It kind of made me wonder what I would have become had I not gone to Waterloo and become an Artsy. The professors and presenters surely had the confidence and the glamour, but deep down, their goals, their temptation and the sense of arrogance revolted me. If I had chosen the road of society's definition of success, would I have tortured my conscience to death?
They quoted this case of where their students were interviewed for the Rhodes Scholarship (or whatever job interview it was) and they called it the battlefield of the dining table. The students' move were carefully scrutinized, their table manners, their scope of interest, their ability to make small talks, etc. I remember my UWat accounting friend also went through the same ordeal. This is not a test of ability, but a test of breed. How well the interviewees are brought up. Once again, if the student came from a well-off background, they would probably breeze through the interview, those who weren't as lucky to have that silver spoon when they were born, would either have to be socialized purely for the interview, or they would have to acquire it in a different way. I guess it would be that much easier to keep the wealth in a few hands rather than having someone climb the social ladder.
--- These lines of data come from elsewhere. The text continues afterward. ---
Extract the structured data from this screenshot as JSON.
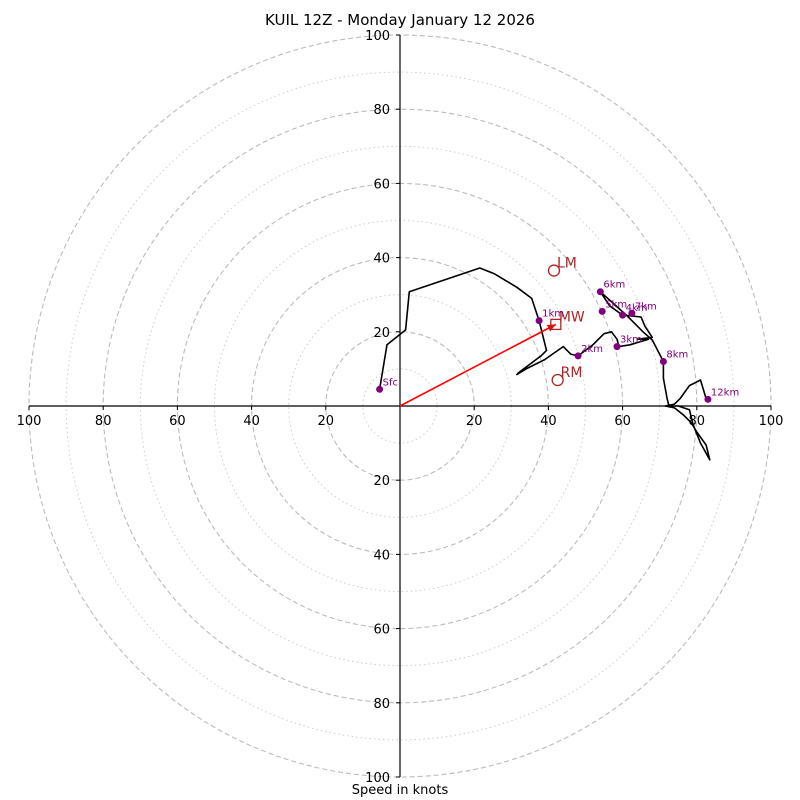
{
  "chart_data": {
    "type": "hodograph",
    "title": "KUIL 12Z - Monday January 12 2026",
    "xlabel": "Speed in knots",
    "units": "knots",
    "max_speed": 100,
    "ring_major_values": [
      20,
      40,
      60,
      80,
      100
    ],
    "ring_minor_values": [
      10,
      30,
      50,
      70,
      90
    ],
    "x_tick_labels": [
      "100",
      "80",
      "60",
      "40",
      "20",
      "20",
      "40",
      "60",
      "80",
      "100"
    ],
    "x_tick_values": [
      -100,
      -80,
      -60,
      -40,
      -20,
      20,
      40,
      60,
      80,
      100
    ],
    "y_tick_labels": [
      "100",
      "80",
      "60",
      "40",
      "20",
      "20",
      "40",
      "60",
      "80",
      "100"
    ],
    "y_tick_values": [
      100,
      80,
      60,
      40,
      20,
      -20,
      -40,
      -60,
      -80,
      -100
    ],
    "hodograph_line": [
      [
        -5.5,
        4.5
      ],
      [
        -3.5,
        16.5
      ],
      [
        1.5,
        20.5
      ],
      [
        2.5,
        30.8
      ],
      [
        21.5,
        37.2
      ],
      [
        25.5,
        35.6
      ],
      [
        31.5,
        32.0
      ],
      [
        35.5,
        29.0
      ],
      [
        37.5,
        23.0
      ],
      [
        39.5,
        15.0
      ],
      [
        38.0,
        13.5
      ],
      [
        32.0,
        9.0
      ],
      [
        31.5,
        8.5
      ],
      [
        34.0,
        10.0
      ],
      [
        39.0,
        12.5
      ],
      [
        44.0,
        16.0
      ],
      [
        46.0,
        14.0
      ],
      [
        48.0,
        13.5
      ],
      [
        52.0,
        16.5
      ],
      [
        55.0,
        19.5
      ],
      [
        57.0,
        20.0
      ],
      [
        58.5,
        18.0
      ],
      [
        59.0,
        16.0
      ],
      [
        62.0,
        16.5
      ],
      [
        67.0,
        18.0
      ],
      [
        64.0,
        18.0
      ],
      [
        68.0,
        18.5
      ],
      [
        66.0,
        21.5
      ],
      [
        65.0,
        24.0
      ],
      [
        60.0,
        24.5
      ],
      [
        56.5,
        27.0
      ],
      [
        54.0,
        30.8
      ],
      [
        61.0,
        24.5
      ],
      [
        65.5,
        20.0
      ],
      [
        68.0,
        17.8
      ],
      [
        71.0,
        12.0
      ],
      [
        71.0,
        7.5
      ],
      [
        72.0,
        2.0
      ],
      [
        72.5,
        0.0
      ],
      [
        75.0,
        0.0
      ],
      [
        78.0,
        -1.0
      ],
      [
        79.0,
        -5.0
      ],
      [
        81.0,
        -10.0
      ],
      [
        83.5,
        -14.5
      ],
      [
        82.5,
        -10.5
      ],
      [
        80.0,
        -7.0
      ],
      [
        78.5,
        -4.5
      ],
      [
        76.5,
        -2.5
      ],
      [
        74.0,
        -0.5
      ],
      [
        71.5,
        0.0
      ],
      [
        74.0,
        0.5
      ],
      [
        75.5,
        2.0
      ],
      [
        78.0,
        5.5
      ],
      [
        81.0,
        7.0
      ],
      [
        82.5,
        2.0
      ]
    ],
    "height_points": [
      {
        "label": "Sfc",
        "u": -5.5,
        "v": 4.5
      },
      {
        "label": "1km",
        "u": 37.5,
        "v": 23.0
      },
      {
        "label": "2km",
        "u": 48.0,
        "v": 13.5
      },
      {
        "label": "3km",
        "u": 58.5,
        "v": 16.0
      },
      {
        "label": "4km",
        "u": 60.0,
        "v": 24.5
      },
      {
        "label": "5km",
        "u": 54.5,
        "v": 25.5
      },
      {
        "label": "6km",
        "u": 54.0,
        "v": 30.8
      },
      {
        "label": "7km",
        "u": 62.5,
        "v": 25.0
      },
      {
        "label": "8km",
        "u": 71.0,
        "v": 12.0
      },
      {
        "label": "12km",
        "u": 83.0,
        "v": 1.8
      }
    ],
    "storm_motion": [
      {
        "label": "LM",
        "u": 41.5,
        "v": 36.5,
        "marker": "circle"
      },
      {
        "label": "MW",
        "u": 42.0,
        "v": 22.0,
        "marker": "square"
      },
      {
        "label": "RM",
        "u": 42.5,
        "v": 7.0,
        "marker": "circle"
      }
    ],
    "shear_vector": {
      "from": [
        0,
        0
      ],
      "to": [
        42.0,
        22.0
      ]
    },
    "colors": {
      "hodograph": "#000000",
      "height_point": "#800080",
      "storm_motion": "#b22222",
      "shear_vector": "#ff0000",
      "ring_major": "#bbbbbb",
      "ring_minor": "#cccccc",
      "axis": "#000000"
    }
  }
}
The question is, is mannerism a means or an ends. Was acquiring manners out of respect or out of prospect? The biggest question for the interviewers would be, would they want their children to have manners for the sake of respect or face? -
Preferential Treatment
Talking about equality in education, I went to a careers' talk with my students at CUHK, and at CU they prepared two coaches (not the crappy school buses) for the students, got a 'tour guide' to explain to them about the campus. Then for 3 full hours, professors from the few most sought-after departments came in and explained exclusively to our girls about their programs. I heard they don't do that for many schools, but it was obvious they were trying to lure our future 20-something EAS students into their school. The battle of universities begin a year before the girls even approach AL... it's crazy!